Example: Husband's will contains a formula bequest of $675,000 to a credit shelter trust. The will provides that the difference between the federal estate tax exemption and the lower state death tax exemption passes to a QTIP trust. The residuary estate passes to the surviving spouse. Husband, a New Jersey resident, dies in 2002. After Husband's death, the QTIP trust is funded with the difference between the New Jersey exemption ($675,000) and the $1 million federal exemption. In order to avoid state death tax, the executor of Husband's estate elects to qualify the QTIP trust for the marital deduction. Wife dies in 2004. Her executor does not include the QTIP trust in her gross estate. Instead, the executor claims relief under Rev. Proc. 2001-38, pointing out that the QTIP election in Husband's estate was not necessary to reduce Husband's federal estate tax to zero.

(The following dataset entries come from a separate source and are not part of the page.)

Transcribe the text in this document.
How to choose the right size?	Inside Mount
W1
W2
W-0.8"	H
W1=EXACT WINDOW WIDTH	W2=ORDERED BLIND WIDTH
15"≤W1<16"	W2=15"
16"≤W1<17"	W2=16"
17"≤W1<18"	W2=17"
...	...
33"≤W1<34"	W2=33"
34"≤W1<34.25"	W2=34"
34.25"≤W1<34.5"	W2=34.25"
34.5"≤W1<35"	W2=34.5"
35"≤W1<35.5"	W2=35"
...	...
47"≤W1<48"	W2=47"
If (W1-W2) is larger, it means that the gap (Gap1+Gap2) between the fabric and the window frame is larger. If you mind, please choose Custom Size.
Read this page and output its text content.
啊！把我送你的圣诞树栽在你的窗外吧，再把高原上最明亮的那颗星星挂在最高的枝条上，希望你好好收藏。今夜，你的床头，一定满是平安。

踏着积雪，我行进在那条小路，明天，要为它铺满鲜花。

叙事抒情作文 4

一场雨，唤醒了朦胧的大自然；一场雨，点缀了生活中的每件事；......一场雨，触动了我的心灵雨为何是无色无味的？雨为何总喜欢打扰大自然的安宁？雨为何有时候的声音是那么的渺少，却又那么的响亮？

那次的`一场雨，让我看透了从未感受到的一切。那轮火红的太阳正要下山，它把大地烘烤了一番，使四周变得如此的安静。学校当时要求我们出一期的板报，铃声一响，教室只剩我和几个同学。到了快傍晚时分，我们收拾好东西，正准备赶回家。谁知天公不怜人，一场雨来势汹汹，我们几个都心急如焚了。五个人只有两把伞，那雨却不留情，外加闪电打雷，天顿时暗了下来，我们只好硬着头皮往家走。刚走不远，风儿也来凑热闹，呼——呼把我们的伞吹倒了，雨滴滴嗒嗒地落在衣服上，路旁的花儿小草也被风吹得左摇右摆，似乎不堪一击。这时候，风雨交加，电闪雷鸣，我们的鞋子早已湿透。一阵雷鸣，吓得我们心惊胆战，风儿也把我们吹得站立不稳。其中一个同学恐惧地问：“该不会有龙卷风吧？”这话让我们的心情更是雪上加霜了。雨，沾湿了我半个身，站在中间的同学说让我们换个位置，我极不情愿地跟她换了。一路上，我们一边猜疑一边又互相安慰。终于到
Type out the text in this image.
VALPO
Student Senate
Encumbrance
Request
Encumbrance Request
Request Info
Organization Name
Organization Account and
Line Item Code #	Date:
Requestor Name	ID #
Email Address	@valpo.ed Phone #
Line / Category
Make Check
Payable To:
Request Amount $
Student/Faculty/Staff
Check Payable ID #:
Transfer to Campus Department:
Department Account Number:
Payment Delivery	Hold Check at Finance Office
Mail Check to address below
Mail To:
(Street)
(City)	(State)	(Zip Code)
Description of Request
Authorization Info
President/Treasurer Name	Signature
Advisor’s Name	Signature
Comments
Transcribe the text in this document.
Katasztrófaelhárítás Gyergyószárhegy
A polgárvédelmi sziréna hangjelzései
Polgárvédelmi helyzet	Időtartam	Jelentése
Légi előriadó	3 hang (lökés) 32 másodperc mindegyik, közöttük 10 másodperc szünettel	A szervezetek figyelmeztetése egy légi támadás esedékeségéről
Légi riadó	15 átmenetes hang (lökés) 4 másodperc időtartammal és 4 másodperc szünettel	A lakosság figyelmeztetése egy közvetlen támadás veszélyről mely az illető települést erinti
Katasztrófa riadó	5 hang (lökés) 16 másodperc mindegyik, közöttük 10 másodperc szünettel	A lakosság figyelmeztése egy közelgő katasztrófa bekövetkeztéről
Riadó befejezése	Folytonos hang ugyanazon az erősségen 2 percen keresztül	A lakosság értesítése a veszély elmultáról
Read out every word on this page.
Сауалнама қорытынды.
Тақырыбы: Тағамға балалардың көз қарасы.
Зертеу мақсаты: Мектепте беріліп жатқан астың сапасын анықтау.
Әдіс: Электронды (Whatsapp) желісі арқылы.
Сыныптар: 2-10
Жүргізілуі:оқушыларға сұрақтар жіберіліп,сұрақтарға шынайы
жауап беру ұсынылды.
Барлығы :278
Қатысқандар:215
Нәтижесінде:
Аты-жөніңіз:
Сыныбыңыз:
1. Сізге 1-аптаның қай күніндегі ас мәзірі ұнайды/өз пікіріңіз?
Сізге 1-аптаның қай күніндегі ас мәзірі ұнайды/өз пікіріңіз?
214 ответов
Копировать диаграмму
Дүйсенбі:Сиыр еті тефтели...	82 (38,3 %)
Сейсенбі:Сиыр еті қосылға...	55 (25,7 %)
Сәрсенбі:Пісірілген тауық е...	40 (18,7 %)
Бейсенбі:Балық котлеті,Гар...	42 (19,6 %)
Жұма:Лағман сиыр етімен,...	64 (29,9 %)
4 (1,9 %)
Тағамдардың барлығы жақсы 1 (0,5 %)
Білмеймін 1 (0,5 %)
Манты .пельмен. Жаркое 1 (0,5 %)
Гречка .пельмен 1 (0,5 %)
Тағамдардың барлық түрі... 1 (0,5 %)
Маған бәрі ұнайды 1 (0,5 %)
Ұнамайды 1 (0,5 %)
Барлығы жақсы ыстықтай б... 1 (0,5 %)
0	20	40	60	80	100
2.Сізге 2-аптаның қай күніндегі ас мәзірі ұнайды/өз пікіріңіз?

By using Rev. Proc. 2001-38, is the family able to “have its cake and eat it too.”? Does the Rev. Proc. mean that the QTIP election can be used to avoid state death tax on the first death, while the QTIP trust is still excluded from the surviving spouse's estate? Probably not. When a taxpayer obtains relief under the Rev. Proc., the QTIP election is disregarded for all purposes, including for purposes of the marital deduction in the first spouse's estate. Reversing the marital deduction may not incur any federal estate tax in the first estate. But without that deduction, state estate tax would have been imposed. State tax authorities, upon learning of an application for relief under the Rev. Proc., will likely assert a claim for tax in the first spouse's estate, along with interest and any other additions to tax.
INTERESTING IDEA, BUT THE STATE AND FEDERAL GOVERNMENTS WOULD NOT ALLOW THIS 2001 REV. PROC. TO BOTH MAXIMIZE FEDERAL ESTATE TAX SAVINGS AND AVOID A STATE DEATH TAX AT BOTH FIRST AND SECOND DEATH.
IN ADDITION TO THE ABOVE, STEVE AND I HAVE RECENTLY ADDED LANGUAGE TO THE MJ AND MS TRUSTS THAT ALLOW THE SPECIAL CO-TRUSTEE TO DISREGARD THE STATED FUNDING FORMULA IN ORDER TO OVER- OR UNDER-FUND THE FAMILY TRUST AT FIRST DEATH TO ACHIEVE THE GREATEST OVER TAX SAVINGS FROM BOTH FEDERAL AND STATE DEATH TAXES. THIS WILL OFTEN TIMES MEAN PAYING A SMALL STATE DEATH TAX AT FIRST DEATH IN ORDER TO ACHIEVE THE GREATEST OVERALL ESTATE TAX SAVINGS.
WHAT IS THAT OLD CHINESE PROVERB ABOUT LIVING IN INTERESTING TIMES?